My efforts to post my Euler solutions with commentary remain woefully behind (I just finished problem 110), but when I took action to close this gap, I discovered that I had skipped over problem 66 so long ago. I recall being frustrated after beating my head against it for a while and making no headway.

Filled with renewed vigor, I tackled it again here under the invigorating Mexican sunshine. Alas,
the sunshine proved to be of little help.
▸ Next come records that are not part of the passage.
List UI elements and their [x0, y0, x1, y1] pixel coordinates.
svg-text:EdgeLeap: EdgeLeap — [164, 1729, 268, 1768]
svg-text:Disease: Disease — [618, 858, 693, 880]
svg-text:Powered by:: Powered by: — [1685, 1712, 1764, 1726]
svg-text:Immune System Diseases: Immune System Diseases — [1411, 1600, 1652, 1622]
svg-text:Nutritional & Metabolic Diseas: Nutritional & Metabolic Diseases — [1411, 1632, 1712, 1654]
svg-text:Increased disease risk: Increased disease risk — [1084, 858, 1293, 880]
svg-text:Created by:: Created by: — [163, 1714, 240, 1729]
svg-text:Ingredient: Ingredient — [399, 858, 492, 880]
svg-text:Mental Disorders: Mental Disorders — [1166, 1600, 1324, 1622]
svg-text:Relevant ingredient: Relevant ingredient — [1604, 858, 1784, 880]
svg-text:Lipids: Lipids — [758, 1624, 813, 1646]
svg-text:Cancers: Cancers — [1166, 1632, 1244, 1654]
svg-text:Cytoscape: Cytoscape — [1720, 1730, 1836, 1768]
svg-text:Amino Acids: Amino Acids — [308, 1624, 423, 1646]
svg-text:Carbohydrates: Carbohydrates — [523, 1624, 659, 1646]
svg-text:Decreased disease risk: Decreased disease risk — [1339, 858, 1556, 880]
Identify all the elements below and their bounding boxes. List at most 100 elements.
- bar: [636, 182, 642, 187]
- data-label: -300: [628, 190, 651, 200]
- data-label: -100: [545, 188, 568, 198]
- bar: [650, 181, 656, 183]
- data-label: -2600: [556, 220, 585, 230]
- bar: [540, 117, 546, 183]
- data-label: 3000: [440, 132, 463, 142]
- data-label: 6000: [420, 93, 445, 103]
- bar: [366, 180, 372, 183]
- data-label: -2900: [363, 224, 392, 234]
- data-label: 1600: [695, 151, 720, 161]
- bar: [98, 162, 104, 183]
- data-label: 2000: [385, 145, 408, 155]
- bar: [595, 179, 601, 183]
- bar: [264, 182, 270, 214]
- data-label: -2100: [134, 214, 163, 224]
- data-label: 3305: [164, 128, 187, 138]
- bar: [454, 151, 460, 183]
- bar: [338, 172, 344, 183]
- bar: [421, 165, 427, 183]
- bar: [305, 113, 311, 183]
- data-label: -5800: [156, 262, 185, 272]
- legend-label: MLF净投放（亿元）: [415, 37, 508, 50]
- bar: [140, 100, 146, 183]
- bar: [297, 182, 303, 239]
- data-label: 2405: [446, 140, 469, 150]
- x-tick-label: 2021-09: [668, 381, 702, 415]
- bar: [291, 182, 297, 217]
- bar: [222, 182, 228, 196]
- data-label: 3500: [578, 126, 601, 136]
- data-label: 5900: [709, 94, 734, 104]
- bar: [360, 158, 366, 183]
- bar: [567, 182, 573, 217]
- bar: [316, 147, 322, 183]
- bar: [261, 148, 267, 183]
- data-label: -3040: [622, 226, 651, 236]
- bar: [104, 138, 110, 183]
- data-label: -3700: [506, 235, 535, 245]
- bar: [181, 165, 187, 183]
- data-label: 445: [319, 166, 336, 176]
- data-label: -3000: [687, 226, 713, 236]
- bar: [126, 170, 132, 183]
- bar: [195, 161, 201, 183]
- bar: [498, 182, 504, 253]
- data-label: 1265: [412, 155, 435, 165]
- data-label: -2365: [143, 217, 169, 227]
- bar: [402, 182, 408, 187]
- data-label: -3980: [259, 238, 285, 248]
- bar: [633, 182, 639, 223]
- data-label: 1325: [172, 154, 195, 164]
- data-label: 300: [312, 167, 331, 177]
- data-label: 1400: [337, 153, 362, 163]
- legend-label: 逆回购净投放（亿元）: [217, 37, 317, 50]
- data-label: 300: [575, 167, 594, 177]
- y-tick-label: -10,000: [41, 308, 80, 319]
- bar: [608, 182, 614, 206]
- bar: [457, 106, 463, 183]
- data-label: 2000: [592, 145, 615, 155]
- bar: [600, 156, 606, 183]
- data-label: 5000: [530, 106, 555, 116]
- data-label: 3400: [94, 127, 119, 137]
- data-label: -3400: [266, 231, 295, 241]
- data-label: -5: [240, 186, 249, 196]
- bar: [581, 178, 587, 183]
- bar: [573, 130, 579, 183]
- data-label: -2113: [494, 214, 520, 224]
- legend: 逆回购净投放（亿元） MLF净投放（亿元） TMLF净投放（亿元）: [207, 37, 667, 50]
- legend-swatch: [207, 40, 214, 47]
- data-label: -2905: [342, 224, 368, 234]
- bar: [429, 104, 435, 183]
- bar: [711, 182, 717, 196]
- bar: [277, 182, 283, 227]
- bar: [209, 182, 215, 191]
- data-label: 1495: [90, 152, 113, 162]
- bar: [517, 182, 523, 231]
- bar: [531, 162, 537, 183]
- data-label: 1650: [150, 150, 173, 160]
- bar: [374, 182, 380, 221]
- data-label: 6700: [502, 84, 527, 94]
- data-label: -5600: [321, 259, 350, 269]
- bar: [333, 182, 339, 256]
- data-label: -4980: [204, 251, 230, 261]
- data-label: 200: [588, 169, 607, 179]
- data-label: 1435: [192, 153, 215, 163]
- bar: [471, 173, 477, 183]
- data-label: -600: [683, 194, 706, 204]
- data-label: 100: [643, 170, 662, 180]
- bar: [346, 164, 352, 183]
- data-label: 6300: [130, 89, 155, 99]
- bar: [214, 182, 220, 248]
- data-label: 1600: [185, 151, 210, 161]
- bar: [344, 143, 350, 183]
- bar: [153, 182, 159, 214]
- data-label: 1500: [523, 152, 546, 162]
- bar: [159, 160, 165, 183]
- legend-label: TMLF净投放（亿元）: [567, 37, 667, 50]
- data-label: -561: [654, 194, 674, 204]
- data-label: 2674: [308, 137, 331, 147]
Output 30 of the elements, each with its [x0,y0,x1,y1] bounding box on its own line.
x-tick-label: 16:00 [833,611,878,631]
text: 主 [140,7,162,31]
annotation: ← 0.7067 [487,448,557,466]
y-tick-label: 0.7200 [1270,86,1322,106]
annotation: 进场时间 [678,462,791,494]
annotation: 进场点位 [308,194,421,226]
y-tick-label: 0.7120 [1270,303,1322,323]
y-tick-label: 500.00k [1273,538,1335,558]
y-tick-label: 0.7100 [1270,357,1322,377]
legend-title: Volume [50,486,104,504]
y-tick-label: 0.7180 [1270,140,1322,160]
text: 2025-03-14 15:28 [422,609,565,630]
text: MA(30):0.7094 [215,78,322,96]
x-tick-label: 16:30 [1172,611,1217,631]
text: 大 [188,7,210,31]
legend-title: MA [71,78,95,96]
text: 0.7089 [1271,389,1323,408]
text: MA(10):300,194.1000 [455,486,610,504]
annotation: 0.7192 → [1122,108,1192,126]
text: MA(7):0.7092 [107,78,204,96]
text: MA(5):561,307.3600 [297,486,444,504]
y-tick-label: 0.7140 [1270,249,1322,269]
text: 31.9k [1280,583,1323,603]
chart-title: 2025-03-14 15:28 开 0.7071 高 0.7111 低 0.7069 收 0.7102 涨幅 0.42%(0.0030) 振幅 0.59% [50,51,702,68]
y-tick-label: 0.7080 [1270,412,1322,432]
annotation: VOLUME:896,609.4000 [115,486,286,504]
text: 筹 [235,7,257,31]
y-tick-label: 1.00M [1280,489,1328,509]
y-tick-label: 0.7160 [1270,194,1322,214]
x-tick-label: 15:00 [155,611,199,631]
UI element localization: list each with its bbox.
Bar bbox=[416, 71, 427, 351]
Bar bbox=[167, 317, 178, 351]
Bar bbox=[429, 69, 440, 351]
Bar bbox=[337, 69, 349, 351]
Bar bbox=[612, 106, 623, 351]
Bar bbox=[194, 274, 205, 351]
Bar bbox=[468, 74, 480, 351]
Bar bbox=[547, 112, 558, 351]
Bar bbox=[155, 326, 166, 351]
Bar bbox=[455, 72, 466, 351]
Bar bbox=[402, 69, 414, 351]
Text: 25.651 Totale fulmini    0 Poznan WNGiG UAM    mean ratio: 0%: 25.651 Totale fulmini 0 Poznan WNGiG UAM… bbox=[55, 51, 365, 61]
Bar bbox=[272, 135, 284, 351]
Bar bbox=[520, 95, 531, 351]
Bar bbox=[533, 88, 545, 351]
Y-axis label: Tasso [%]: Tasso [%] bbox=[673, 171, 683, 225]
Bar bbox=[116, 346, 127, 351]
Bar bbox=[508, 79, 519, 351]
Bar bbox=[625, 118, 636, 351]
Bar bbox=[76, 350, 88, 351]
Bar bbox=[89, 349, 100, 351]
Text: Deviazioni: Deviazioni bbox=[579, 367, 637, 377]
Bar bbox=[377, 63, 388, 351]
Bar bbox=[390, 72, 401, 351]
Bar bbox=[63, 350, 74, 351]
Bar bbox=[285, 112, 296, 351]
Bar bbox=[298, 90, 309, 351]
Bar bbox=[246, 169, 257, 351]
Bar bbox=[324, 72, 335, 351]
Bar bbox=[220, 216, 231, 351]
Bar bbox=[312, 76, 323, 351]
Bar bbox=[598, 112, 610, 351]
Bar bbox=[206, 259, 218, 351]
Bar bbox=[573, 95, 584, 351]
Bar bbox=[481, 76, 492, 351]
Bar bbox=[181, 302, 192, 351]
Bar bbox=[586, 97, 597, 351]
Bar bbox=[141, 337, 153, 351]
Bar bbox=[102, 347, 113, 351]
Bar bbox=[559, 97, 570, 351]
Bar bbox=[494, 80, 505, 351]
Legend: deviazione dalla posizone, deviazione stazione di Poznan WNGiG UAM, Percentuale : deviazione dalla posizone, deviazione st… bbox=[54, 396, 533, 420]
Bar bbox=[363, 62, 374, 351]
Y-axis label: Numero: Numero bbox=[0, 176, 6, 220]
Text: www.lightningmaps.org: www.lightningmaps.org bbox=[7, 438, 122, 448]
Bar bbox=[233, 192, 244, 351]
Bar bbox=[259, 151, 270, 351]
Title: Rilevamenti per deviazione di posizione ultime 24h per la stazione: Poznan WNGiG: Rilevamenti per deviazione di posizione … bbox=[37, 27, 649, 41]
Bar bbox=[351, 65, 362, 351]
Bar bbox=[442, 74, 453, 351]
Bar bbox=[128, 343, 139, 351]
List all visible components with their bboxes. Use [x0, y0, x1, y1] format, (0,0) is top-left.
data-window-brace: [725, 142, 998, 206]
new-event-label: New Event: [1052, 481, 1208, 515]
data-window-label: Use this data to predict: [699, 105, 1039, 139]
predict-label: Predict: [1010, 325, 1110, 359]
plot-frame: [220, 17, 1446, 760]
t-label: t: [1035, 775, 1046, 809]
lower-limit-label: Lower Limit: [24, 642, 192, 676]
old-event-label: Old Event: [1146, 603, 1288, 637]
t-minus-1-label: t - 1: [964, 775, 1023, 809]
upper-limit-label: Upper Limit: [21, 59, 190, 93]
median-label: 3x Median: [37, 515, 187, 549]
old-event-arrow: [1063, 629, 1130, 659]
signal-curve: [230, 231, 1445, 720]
I spent a long time wrangling with the equation in the
form *y² = (x+1)(x-1)/D*. This led me to explore the family of solutions *nD + 1* and
*nD – 1*, which are very nice, but definitely not minimal.

I then played around with factoring *D* and trying to come up with some way to efficiently
search for potential solutions using those factors, since *D* has to divide evenly into
*(x + 1)(x – 1)*. But it needn't do so in any convenient way. For example, for *D =
28*, the minimal solution is *(127 + 1)(127 – 1)/28* which factors into *2 · 2 · 2 ·
2 · 2 · 2 · 2 × 2 · 3 · 3 · 7 / 7 · 2 · 2*. Some of the factors go into the left numerator and
some in the right, it's mayhem.

Eventually I decided to do some Googling and discovered that this is closely related to the
well-known Pell equation. For reasons
not entirely clear to me, its solutions lie in the continued fraction expansion of the square root
of *D*.

Implementing the “usual recurrence relations" was pretty straightforward, though a bit of
memoization was needed (the unsightliness of that part of the code annoys me, but I am annoyed
enough with this problem already that I don't feel like twiddling it further). `BigInt`

also turned out to be necessary, as the largest “minimal" *x* is
*16421658242965910275055840472270471049*, which doesn't quite fit into 64 bits.